# Resit my leaving cert through home study programme



## pixiebean22 (19 Aug 2010)

As the title suggests I am considering resitting my leaving cert in 2011.

I am wondering if it is possible to do this independently.  What I mean is, me study away at home and come time for exams next year I register with a school to sit the exams with their students? Would I need to register now?  Is it even possible for me to study independently?  The reason why I want to study at home is because I intend on continuing to work as I can't afford to give up working and will obviously need a way of supporting myself.

Also, is anybody aware of any grants that would apply to this type of situation?  I'm not looking for thousands of euro (and doubt I would get it) I'm just wondering if there would be a grant to help me with the purchase of books and other materials.

I have looked this up online but have only found sites linking to the normal leaving cert process.  

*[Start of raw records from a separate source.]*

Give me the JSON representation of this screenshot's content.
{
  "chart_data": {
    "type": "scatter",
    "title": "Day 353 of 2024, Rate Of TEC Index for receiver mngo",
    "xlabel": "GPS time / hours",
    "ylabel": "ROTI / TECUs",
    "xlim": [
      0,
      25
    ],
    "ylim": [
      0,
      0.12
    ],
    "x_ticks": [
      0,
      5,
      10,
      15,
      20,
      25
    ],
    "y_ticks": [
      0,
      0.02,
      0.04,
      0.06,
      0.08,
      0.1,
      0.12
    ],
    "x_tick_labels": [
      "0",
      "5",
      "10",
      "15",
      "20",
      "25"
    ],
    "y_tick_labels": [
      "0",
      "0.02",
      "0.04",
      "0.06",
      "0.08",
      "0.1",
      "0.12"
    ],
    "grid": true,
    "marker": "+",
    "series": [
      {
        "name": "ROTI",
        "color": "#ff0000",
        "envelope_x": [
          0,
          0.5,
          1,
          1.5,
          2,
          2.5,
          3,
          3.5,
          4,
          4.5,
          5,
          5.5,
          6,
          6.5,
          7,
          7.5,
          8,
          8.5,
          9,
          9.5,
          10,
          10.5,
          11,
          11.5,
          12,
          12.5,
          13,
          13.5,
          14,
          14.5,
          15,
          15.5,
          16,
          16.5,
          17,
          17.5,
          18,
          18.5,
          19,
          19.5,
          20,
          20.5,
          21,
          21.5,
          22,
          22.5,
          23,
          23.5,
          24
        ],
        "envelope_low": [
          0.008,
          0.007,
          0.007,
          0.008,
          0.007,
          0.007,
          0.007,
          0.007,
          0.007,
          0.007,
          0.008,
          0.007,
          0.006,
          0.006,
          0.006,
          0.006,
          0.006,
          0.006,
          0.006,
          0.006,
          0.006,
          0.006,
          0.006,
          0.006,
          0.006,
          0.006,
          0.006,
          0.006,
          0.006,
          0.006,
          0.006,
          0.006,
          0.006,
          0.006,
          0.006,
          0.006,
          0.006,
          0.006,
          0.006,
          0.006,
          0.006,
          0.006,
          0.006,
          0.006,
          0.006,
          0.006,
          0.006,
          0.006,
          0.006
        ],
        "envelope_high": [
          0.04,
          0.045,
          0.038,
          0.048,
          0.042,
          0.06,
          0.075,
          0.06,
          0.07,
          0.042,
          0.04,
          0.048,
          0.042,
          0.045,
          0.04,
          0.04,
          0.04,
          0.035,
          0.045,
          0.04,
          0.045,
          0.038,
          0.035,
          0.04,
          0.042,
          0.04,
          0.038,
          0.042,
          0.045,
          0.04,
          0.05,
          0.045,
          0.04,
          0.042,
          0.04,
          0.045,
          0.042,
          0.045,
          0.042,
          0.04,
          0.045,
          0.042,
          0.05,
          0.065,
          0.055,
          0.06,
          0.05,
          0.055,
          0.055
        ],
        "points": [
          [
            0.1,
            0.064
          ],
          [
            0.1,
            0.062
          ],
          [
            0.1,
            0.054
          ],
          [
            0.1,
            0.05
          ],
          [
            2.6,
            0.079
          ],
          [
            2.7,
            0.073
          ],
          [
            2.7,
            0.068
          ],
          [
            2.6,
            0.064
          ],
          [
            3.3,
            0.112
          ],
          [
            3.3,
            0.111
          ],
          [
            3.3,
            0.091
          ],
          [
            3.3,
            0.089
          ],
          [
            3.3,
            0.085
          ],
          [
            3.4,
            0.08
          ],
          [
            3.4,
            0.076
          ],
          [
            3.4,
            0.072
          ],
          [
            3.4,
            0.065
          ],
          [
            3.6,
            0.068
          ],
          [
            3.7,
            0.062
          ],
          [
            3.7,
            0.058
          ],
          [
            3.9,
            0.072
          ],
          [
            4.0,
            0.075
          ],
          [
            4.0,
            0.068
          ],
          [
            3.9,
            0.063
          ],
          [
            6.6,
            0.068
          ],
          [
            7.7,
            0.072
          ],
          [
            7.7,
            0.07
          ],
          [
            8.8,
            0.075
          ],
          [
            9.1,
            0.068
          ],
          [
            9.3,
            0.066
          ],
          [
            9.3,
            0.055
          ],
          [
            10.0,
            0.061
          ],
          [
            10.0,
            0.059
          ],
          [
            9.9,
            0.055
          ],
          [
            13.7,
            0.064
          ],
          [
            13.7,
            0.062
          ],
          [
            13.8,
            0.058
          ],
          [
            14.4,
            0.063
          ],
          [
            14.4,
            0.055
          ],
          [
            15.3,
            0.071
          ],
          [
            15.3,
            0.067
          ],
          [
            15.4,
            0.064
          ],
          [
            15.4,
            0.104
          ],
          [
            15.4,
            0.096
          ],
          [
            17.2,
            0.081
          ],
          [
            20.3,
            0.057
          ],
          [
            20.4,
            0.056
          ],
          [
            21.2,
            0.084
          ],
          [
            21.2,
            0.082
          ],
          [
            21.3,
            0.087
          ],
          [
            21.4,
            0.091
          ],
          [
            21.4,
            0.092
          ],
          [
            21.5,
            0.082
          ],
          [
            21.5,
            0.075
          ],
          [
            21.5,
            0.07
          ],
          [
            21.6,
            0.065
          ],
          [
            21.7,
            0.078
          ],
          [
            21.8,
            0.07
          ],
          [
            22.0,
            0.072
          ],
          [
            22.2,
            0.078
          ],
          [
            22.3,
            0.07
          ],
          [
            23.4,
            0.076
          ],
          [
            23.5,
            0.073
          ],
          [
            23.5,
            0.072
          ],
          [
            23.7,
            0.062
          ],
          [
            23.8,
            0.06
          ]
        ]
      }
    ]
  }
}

Any help/advice as always greatly appreciated.


----------



## hando1933 (22 Aug 2010)

*Sitting the leaving cert*

I was wondering exactly the same thing, bit theres very little on the internet to help!!!


----------



## Joe Q Public (22 Aug 2010)

You just register with a school to sit the exam, pay the fees and just sit the exam.


----------



## stephnyc (23 Aug 2010)

yes, as Joe said - you can study independently & you then apply to do the exams, and contact a local school to see if you can sit the exams there

i think this is the site you need: 

i dont think there are any grants unfortunately


----------